K-9 training like Disneyland for dogs

SPOKANE, Wash. - A police patrol dog is a very valuable tool, but just like a handgun, if your dog jams up when you really need it because the animal is distracted, that can put your life and other officer's lives in danger.

And that's why patrol dogs are learning to fly.

All this week, canine officers from as far away as Utah are in Spokane for an advanced class for dog handlers.

Washington is full of some pretty far flung places, so if a patrol dog learns what it feels like to ride in a helicopter here, he won't be distracted by the noise and vibration in the future.

"The more difficult situations we can expose them to, the more confident they are out on the street, which creates more success as far as capturing bad guys," said Spokane Police Officer Craig Hamilton.

And in Spokane, the bad guys often end up trying to swim the river to get away from the cops. So, the class exposes canines to keep after fleeing suspects, even if means just dog paddling to get where they're going.

"Absolutely, he loves it," said Whatcom County Sheriff's Deputy Jason Nyhus about his K-9 partner, Hyde. "And again, it's seeing that again. It's them getting positive repetitions and winning every time, that's so crucial to training an animal."

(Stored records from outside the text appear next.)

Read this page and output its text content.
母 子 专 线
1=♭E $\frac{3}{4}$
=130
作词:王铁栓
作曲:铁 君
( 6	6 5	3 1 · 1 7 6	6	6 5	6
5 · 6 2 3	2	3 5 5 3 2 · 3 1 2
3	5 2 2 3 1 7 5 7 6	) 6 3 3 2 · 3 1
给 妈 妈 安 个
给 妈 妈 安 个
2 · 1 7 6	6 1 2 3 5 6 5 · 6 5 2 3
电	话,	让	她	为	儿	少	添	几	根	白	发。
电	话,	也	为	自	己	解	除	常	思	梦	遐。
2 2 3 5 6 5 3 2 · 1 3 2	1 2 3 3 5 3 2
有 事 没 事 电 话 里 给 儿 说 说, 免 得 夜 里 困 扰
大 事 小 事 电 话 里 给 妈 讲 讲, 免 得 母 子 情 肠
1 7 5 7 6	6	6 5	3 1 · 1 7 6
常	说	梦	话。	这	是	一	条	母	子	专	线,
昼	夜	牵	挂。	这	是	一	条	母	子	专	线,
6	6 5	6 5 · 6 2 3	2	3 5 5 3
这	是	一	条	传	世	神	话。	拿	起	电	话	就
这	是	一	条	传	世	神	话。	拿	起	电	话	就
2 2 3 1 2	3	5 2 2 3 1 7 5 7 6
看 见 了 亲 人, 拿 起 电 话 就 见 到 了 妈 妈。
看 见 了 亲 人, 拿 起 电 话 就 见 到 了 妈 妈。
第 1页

Hyde can sniff out drugs as well as find suspects on the run. He shows why dogs are force multipliers in the war on crime.

"So they can actually replace several patrol officers if we have to clear buildings," said Ofc. Hamilton. "They're much quicker at that. They also reduce the amount of force that's usually needed if we have somebody who is resisting."

And don't think for a second that these animals, even when they're wearing a muzzle, aren't having a good time.

This school is like a Disneyland for dogs. It's the handlers who are doing all the hard work.

When the training is over, the dogs will head back into their respective communities better prepared to do their jobs, no matter what the distraction. The tuition their handlers leave behind, reinvested in Spokane's K-9 program.